Review
The World, Abridged
Kettles Yard
5 March 1 May
A rhizome, as commented and developed by Deleuze and Guattari in A Thousand Plateaus, is a structure that resembles a map with multiple entryways. A map made from lines that connect any point to any other point, with no beginning or end, but always with a middle from which it grows. Put in a very simple way, a rhizome is consequently an assemblage of multiplicities connected between them.
The Kettles Yard exhibition The World, Abridged comprises the work of five British artists: Oliver Bancroft, Mark Edwards, Ryan Gander, Sally Osborn and Lucy Skaer. Clearly all the artists are using, as the source of their inspiration and creation, the world; that is, nature, history, people, places and objects. All of those things that are part of our lives or just constitute our lives. Nevertheless, they seem not to create a definitive and common discourse, but a work that is open to multiple interpretations, thus inviting us, the viewer, to make a sense of it. Installed into a space that allows the viewer to enter from various locations, as an ensemble the artworks resemble a rhizomatic map. Although they seem to function individually, they start to connect timidly with each other, thus allowing a multiplicity of meanings.
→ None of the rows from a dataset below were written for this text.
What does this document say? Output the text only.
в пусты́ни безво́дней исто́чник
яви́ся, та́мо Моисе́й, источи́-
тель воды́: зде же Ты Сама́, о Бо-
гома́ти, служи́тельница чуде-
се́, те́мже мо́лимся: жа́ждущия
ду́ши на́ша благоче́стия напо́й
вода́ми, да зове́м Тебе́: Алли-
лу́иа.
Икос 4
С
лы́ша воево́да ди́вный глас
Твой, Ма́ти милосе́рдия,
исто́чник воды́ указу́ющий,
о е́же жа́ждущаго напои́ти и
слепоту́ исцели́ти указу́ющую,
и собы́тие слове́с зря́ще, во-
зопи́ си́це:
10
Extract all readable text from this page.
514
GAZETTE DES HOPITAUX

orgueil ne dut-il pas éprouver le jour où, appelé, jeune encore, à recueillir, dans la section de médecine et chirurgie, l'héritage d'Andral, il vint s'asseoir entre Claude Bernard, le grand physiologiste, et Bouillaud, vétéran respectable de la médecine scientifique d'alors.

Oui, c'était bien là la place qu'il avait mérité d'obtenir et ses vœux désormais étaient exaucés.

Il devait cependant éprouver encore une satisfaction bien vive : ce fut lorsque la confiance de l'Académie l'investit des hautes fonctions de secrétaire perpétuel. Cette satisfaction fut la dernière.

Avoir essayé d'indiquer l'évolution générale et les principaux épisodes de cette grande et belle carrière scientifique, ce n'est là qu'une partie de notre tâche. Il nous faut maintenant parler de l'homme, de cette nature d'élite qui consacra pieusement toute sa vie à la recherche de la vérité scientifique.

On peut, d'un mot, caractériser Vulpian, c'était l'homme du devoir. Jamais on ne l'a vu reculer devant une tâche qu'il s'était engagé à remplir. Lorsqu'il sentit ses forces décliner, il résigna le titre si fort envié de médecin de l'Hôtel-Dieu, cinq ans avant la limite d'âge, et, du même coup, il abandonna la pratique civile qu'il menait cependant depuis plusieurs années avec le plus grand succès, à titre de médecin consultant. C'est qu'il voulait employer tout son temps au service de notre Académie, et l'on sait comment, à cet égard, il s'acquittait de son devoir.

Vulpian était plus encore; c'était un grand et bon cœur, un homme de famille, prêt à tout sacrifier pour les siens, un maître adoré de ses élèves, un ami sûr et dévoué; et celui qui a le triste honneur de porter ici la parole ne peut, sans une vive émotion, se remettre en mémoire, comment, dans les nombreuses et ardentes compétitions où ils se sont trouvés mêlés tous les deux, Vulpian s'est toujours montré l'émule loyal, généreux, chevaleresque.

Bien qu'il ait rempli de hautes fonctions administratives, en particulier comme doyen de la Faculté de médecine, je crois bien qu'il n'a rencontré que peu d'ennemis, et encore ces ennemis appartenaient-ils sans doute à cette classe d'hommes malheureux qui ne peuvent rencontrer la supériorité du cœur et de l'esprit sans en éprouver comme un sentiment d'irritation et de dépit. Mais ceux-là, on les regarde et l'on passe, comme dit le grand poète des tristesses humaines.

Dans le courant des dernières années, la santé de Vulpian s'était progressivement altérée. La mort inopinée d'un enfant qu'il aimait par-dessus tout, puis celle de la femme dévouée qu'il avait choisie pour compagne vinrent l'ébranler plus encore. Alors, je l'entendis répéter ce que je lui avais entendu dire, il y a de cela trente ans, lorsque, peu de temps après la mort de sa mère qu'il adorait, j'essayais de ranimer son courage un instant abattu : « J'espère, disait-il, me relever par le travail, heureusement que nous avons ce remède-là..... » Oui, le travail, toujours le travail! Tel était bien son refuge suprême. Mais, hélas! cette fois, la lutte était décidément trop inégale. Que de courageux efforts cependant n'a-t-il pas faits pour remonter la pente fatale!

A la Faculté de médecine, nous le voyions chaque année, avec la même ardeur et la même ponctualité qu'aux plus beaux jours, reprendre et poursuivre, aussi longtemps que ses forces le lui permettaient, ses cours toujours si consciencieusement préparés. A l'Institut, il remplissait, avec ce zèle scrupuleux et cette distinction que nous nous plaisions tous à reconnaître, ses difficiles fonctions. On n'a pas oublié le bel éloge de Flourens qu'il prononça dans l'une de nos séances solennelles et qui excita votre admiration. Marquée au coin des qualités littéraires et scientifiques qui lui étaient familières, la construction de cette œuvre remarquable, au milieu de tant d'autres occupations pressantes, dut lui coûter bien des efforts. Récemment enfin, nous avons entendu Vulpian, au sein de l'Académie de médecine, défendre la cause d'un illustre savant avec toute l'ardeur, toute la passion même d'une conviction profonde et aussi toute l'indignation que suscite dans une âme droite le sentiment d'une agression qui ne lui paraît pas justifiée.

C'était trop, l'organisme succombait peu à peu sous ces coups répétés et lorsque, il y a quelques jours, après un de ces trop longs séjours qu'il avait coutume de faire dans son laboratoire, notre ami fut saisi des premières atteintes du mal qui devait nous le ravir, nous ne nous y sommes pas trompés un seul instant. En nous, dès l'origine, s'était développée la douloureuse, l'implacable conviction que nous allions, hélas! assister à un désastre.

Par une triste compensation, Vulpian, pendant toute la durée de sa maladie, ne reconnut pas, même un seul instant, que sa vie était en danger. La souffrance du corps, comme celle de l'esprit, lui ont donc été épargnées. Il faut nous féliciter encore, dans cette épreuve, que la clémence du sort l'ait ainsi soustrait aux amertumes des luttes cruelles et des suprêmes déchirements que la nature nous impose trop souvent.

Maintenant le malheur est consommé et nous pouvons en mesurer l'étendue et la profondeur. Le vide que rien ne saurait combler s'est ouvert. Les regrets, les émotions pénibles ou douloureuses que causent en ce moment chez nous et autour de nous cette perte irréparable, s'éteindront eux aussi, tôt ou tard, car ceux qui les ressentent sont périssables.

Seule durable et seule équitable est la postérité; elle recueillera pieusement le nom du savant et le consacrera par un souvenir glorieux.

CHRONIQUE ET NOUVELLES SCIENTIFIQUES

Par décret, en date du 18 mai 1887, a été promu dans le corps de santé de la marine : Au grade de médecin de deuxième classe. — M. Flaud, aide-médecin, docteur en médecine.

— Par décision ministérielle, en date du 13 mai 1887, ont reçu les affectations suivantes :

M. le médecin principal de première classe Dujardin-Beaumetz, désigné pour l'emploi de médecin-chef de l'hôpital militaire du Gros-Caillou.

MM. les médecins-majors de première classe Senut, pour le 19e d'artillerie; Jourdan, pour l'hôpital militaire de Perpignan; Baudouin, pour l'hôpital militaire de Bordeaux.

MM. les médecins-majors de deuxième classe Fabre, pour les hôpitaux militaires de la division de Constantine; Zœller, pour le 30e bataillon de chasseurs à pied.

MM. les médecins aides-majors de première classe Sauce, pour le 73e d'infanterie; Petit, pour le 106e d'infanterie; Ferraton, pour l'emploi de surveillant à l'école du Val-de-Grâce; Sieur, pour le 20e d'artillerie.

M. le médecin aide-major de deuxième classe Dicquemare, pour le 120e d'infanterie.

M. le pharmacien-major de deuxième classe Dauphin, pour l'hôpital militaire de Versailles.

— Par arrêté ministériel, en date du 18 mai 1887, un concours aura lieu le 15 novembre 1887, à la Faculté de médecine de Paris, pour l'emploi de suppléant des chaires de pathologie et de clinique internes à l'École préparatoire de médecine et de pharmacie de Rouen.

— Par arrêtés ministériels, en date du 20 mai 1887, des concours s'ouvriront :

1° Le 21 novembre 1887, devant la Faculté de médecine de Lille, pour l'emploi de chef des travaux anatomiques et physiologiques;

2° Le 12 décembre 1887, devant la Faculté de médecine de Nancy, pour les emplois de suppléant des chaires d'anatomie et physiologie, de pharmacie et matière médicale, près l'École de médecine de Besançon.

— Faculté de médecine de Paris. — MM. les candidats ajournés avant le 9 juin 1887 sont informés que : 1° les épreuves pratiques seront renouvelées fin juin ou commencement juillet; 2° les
Ryan Ganders photographs of ephemera (newspaper articles, drawings, album covers and other miscellaneous documents), pinned on a wall with no apparent order, seem to fit perfectly into the rhizome discourse. As Elisabeth Fisher, curator of the exhibition successfully puts it: Following the branching patterns of thought, Gander makes work that explores the world at hand, moving from one thing (a newspaper article about a murder) to another (a photographic test card) by finding and making connections. Loose associations is a booklet of similar nature made by Gander. Here it is he, rather than the viewer, who through the written text, processes and interconnects the various images.
Christel Tsilibaris
Christel Tsilibaris, is an independent curator based in London.